まとめましょう。選言と連言には、それぞれ2種類の意味が区別できます。

加法的連言 ABのどちらか一方をこちらが選択できる
加法的選言 ABのどちらか一方が相手の選択で与えられる
乗法的連言 ABの両方を得られる
乗法的選言 ABも得られないとするとおかしい

わたしたちが日本語の「または」や「と(かつ)」を用いるときは、これらの意味を、場合に応じて、あまり意識することなく使い分けているのではないかなと思います。また、1と0で定義される古典論理の連言と選言は、これらの意味の違いを単純化して"潰して"しまっているといってよいでしょう。

純化によって失われてしまった興味深い概念的要素は、次の2つでしょうか。

  • パースペクティブ:加法的連言と選言の違いは、自分と相手のどちらに選択権があるのかというパースペクティブの要素なしには理解できません。
  • 資源の使い方:乗法的連言・選言は、複数ある資源の興味深い利用法を、すなわち、個々の資源単体には還元不可能な利用法を表します。
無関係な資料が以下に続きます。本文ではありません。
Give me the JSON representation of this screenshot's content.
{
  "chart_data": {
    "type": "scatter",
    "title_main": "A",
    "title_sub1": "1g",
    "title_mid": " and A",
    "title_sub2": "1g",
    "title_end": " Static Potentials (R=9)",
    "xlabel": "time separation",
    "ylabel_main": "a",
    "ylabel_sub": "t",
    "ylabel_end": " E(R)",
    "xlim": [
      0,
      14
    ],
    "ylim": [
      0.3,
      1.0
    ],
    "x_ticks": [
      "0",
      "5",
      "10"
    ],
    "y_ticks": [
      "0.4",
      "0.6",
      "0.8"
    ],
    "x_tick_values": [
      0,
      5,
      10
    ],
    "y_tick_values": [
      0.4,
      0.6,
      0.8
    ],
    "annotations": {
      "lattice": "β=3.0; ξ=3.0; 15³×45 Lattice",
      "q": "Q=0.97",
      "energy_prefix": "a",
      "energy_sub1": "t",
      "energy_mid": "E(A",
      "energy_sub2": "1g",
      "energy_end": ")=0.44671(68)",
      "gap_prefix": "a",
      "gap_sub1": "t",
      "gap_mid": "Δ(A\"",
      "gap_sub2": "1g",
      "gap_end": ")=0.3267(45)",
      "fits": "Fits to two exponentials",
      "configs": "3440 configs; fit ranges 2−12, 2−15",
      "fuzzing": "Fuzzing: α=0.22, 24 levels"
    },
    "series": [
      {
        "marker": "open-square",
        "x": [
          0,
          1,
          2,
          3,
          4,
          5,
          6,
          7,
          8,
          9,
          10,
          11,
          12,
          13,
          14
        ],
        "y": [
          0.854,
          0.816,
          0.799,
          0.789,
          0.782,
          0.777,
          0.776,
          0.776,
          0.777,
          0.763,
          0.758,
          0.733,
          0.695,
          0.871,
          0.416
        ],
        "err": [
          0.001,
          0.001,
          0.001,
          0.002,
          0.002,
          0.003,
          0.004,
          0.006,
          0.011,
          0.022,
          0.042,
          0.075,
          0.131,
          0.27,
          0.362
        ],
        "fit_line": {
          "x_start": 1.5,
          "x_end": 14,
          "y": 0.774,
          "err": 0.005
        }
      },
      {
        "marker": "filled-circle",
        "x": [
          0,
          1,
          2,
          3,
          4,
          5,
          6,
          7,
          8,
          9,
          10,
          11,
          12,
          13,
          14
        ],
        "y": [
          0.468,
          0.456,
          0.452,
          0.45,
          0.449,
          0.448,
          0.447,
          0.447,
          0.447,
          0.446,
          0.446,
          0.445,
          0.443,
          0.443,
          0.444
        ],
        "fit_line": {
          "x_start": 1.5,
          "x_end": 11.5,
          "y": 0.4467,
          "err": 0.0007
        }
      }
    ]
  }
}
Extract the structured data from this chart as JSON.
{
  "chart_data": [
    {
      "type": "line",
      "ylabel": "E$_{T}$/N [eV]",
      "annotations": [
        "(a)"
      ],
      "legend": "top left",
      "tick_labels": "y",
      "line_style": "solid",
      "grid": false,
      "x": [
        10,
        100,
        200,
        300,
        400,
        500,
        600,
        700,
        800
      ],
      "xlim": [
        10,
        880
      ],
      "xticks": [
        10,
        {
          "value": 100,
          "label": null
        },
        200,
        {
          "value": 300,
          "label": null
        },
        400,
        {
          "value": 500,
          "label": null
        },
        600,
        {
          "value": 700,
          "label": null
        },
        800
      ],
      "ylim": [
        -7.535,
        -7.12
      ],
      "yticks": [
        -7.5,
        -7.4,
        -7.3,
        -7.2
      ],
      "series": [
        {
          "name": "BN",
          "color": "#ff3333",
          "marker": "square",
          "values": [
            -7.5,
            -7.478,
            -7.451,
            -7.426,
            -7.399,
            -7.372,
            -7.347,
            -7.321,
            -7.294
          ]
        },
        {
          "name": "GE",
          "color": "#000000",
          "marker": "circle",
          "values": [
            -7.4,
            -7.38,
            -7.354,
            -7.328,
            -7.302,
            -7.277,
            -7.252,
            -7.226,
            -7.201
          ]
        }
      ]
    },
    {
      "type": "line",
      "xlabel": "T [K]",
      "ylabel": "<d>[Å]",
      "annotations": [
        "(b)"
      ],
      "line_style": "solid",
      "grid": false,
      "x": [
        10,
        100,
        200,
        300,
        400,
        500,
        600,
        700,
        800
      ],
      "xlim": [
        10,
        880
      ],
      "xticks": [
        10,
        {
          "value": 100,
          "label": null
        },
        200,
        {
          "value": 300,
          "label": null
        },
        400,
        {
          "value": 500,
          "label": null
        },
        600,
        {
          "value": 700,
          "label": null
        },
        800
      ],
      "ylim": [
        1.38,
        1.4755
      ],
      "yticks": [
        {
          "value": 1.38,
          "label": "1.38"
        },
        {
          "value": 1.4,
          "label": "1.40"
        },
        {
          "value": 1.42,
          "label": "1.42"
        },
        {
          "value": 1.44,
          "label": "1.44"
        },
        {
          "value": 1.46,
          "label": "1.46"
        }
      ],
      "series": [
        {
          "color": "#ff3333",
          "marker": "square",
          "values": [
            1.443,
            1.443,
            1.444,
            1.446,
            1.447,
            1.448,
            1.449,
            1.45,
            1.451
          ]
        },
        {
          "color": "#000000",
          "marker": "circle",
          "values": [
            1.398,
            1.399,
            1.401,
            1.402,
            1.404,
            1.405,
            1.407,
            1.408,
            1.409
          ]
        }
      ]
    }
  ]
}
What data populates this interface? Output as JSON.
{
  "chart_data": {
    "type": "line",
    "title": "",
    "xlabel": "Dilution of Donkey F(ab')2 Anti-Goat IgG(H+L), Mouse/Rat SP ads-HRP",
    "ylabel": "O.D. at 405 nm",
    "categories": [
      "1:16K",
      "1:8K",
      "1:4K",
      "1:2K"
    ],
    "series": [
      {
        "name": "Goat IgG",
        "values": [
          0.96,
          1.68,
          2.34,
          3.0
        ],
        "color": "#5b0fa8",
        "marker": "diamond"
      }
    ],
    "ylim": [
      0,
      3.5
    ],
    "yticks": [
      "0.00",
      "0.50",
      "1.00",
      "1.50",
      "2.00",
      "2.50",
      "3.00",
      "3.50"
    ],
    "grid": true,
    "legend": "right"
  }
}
これらの概念的要素は、古典論理の単純化を外し、非古典論理へ進むことで現れてきます。以上は、非古典論理のなかでもとくに線形論理 (linear logic) によってもたらされた洞察です。線形論理は、フランスのJ-Y. ジラールによって開発された論理で、日本では、慶應大学の岡田光弘や本学数理解析研の照井一成らが重要な業績を残しています。たとえば、照井一成「線形論理の誕生」*3は本格的な線形論理の入門です。

上で説明した連言と選言の解釈については、日本語ではたとえば、

www.kyoritsu-pub.co.jp

の4.8節に簡潔な説明があります*4

 

追記:4つの連言・選言の表で、「加法的選言」が2つあったので修正しました。ご指摘ありがとうございました。

*1:もうひとつ付け加えるなら、いったんぜいたくランチ (おそらくサラダとメインとコーヒーとかでしょうね) を頼んでしまえば、それを分解してラーメンとうどんを取り出すことはできません。乗法的連言によって2つのものを合わせる操作は、この意味で不可逆的と言えるでしょう。

*2:これらの用語は関連性論理 (relevant logic) で用いられる用語です。ここまでの話は大筋では (後で述べるように) 関連性論理ではなく線形論理の考え方に則っているのですが、ここの「融合積」「分裂和」の話は、関連性論理の考え方が (場合によっては過剰に) 入っているかもしれません。

*3:照井一成 (2006). 「線形論理の誕生」,『数理解析研究所講究録』,第 1525 巻,94-131 頁.

*4:中島秀之 (2000). 『知的エージェントのための集合と論理』,共立出版.